Anionic Redox Reactions in Manganese-Based Binary Layered Oxides for Advanced Sodium-Ion Batteries

Oxygen 2p-electron, unhybridized with transition metals (TMs), is a critical species for the generation of an anion-based redox reaction of O2-/O- for high-energy-density cathodes in lithium-ion and sodium-ion batteries (LIBs and SIBs, respectively). More importantly, oxygen redox activity has been highlighted as a breakthrough to increase the intrinsic low redox potential for SIBs because its reaction theoretically and experimentally occurs at approximate to 4.2 V versus Na+/Na. Here, we present in detail the thermodynamic, structural, and chemical origins of stabilized Ni2+ (redoxable) and Mn4+ (nonredoxable), determined by the different electronegativity values in Mn-based binary layered oxides, without excess monovalent element in the TM layer, for the rational use of an anion-based redox reaction. The Ni solubility into Na[Mn1-xNix]O-2 has the highest value at x = 0.5 owing to the decrease in Mn3+ instability with the maximally stabilized Ni2+, which is understood by the thermodynamic mixing enthalpy value, M-O (M: Mn and Ni) and Na-O bonding lengths, and qualitative and quantitative electronic structure investigations.

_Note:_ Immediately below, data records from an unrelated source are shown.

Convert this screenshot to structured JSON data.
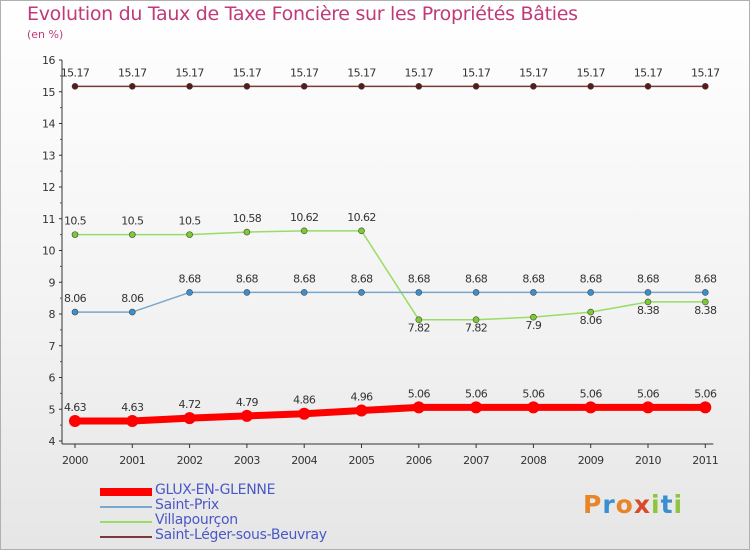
{
  "title": "Evolution du Taux de Taxe Foncière sur les Propriétés Bâties",
  "unit_label": "(en %)",
  "logo": {
    "text": "Proxiti",
    "colors": [
      "#e8842a",
      "#3a8fd0",
      "#e8842a",
      "#d84a2a",
      "#8cc63e",
      "#3a8fd0",
      "#8cc63e"
    ]
  },
  "chart_data": {
    "type": "line",
    "title": "Evolution du Taux de Taxe Foncière sur les Propriétés Bâties",
    "ylabel": "(en %)",
    "xlabel": "",
    "ylim": [
      4,
      16
    ],
    "yticks": [
      4,
      5,
      6,
      7,
      8,
      9,
      10,
      11,
      12,
      13,
      14,
      15,
      16
    ],
    "x": [
      "2000",
      "2001",
      "2002",
      "2003",
      "2004",
      "2005",
      "2006",
      "2007",
      "2008",
      "2009",
      "2010",
      "2011"
    ],
    "series": [
      {
        "name": "GLUX-EN-GLENNE",
        "color": "#ff0000",
        "marker": "#ff0000",
        "width": 7,
        "radius": 6,
        "values": [
          4.63,
          4.63,
          4.72,
          4.79,
          4.86,
          4.96,
          5.06,
          5.06,
          5.06,
          5.06,
          5.06,
          5.06
        ],
        "labels": [
          "4.63",
          "4.63",
          "4.72",
          "4.79",
          "4.86",
          "4.96",
          "5.06",
          "5.06",
          "5.06",
          "5.06",
          "5.06",
          "5.06"
        ]
      },
      {
        "name": "Saint-Prix",
        "color": "#7aa7cc",
        "marker": "#3a8fd0",
        "width": 1.5,
        "radius": 3,
        "values": [
          8.06,
          8.06,
          8.68,
          8.68,
          8.68,
          8.68,
          8.68,
          8.68,
          8.68,
          8.68,
          8.68,
          8.68
        ],
        "labels": [
          "8.06",
          "8.06",
          "8.68",
          "8.68",
          "8.68",
          "8.68",
          "8.68",
          "8.68",
          "8.68",
          "8.68",
          "8.68",
          "8.68"
        ]
      },
      {
        "name": "Villapourçon",
        "color": "#99dd66",
        "marker": "#7acc30",
        "width": 1.5,
        "radius": 3,
        "values": [
          10.5,
          10.5,
          10.5,
          10.58,
          10.62,
          10.62,
          7.82,
          7.82,
          7.9,
          8.06,
          8.38,
          8.38
        ],
        "labels": [
          "10.5",
          "10.5",
          "10.5",
          "10.58",
          "10.62",
          "10.62",
          "7.82",
          "7.82",
          "7.9",
          "8.06",
          "8.38",
          "8.38"
        ]
      },
      {
        "name": "Saint-Léger-sous-Beuvray",
        "color": "#7a3a3a",
        "marker": "#5a1a1a",
        "width": 1.5,
        "radius": 3,
        "values": [
          15.17,
          15.17,
          15.17,
          15.17,
          15.17,
          15.17,
          15.17,
          15.17,
          15.17,
          15.17,
          15.17,
          15.17
        ],
        "labels": [
          "15.17",
          "15.17",
          "15.17",
          "15.17",
          "15.17",
          "15.17",
          "15.17",
          "15.17",
          "15.17",
          "15.17",
          "15.17",
          "15.17"
        ]
      }
    ]
  }
}
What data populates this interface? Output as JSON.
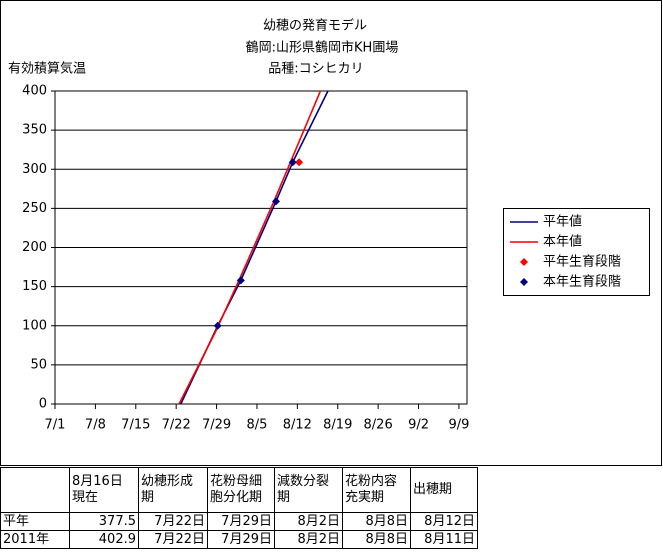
{
  "chart_data": {
    "type": "line",
    "title": [
      "幼穂の発育モデル",
      "鶴岡:山形県鶴岡市KH圃場",
      "品種:コシヒカリ"
    ],
    "y_label": "有効積算気温",
    "xlim": [
      0,
      71.4
    ],
    "ylim": [
      0,
      400
    ],
    "xticks": [
      {
        "value": 0,
        "label": "7/1"
      },
      {
        "value": 7,
        "label": "7/8"
      },
      {
        "value": 14,
        "label": "7/15"
      },
      {
        "value": 21,
        "label": "7/22"
      },
      {
        "value": 28,
        "label": "7/29"
      },
      {
        "value": 35,
        "label": "8/5"
      },
      {
        "value": 42,
        "label": "8/12"
      },
      {
        "value": 49,
        "label": "8/19"
      },
      {
        "value": 56,
        "label": "8/26"
      },
      {
        "value": 63,
        "label": "9/2"
      },
      {
        "value": 70,
        "label": "9/9"
      }
    ],
    "yticks": [
      0,
      50,
      100,
      150,
      200,
      250,
      300,
      350,
      400
    ],
    "grid": true,
    "series": [
      {
        "name": "平年値",
        "color": "#000080",
        "mark": "line",
        "x": [
          21.8,
          28.2,
          32.2,
          38.3,
          41.2,
          47.3
        ],
        "values": [
          0,
          100,
          158,
          259,
          309,
          400
        ]
      },
      {
        "name": "本年値",
        "color": "#ff0000",
        "mark": "line",
        "x": [
          21.5,
          28,
          32,
          38,
          42,
          46
        ],
        "values": [
          0,
          95,
          160,
          260,
          330,
          400
        ]
      },
      {
        "name": "平年生育段階",
        "color": "#ff0000",
        "mark": "diamond",
        "x": [
          42.3
        ],
        "values": [
          309
        ]
      },
      {
        "name": "本年生育段階",
        "color": "#000080",
        "mark": "diamond",
        "x": [
          28.2,
          32.2,
          38.3,
          41.2
        ],
        "values": [
          100,
          158,
          259,
          309
        ]
      }
    ]
  },
  "table": {
    "header": [
      [
        "8月16日",
        "現在"
      ],
      [
        "幼穂形成",
        "期"
      ],
      [
        "花粉母細",
        "胞分化期"
      ],
      [
        "減数分裂",
        "期"
      ],
      [
        "花粉内容",
        "充実期"
      ],
      [
        "出穂期"
      ]
    ],
    "rows": [
      [
        "平年",
        377.5,
        "7月22日",
        "7月29日",
        "8月2日",
        "8月8日",
        "8月12日"
      ],
      [
        "2011年",
        402.9,
        "7月22日",
        "7月29日",
        "8月2日",
        "8月8日",
        "8月11日"
      ]
    ]
  }
}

Utilizing the cumulative redox reaction, combined with the cationic and anionic species, the thermodynamically stabilized Na[Mn0.5Ni0.5]O-2 is predicted to show a double redox reaction of Ni2+/Ni4+ and a subsequent anion-based redox reaction of O2-/On- combined with a partial Ni redox contribution, indicating a much higher redox potential behavior as compared with that of a single redox reaction of Mn3+/Mn4+ in NaMnO2. Our more concrete understanding of the thermodynamic, structural, and chemical origins, coupled with the stabilized Ni2+ (variant) and Mn4+ (invariant) species for redox reactions in the energetics in crystal field theory, is a critical factor in boosting the use of the Mn-based layered oxides and overcoming the limitations of low energy density for SIBs.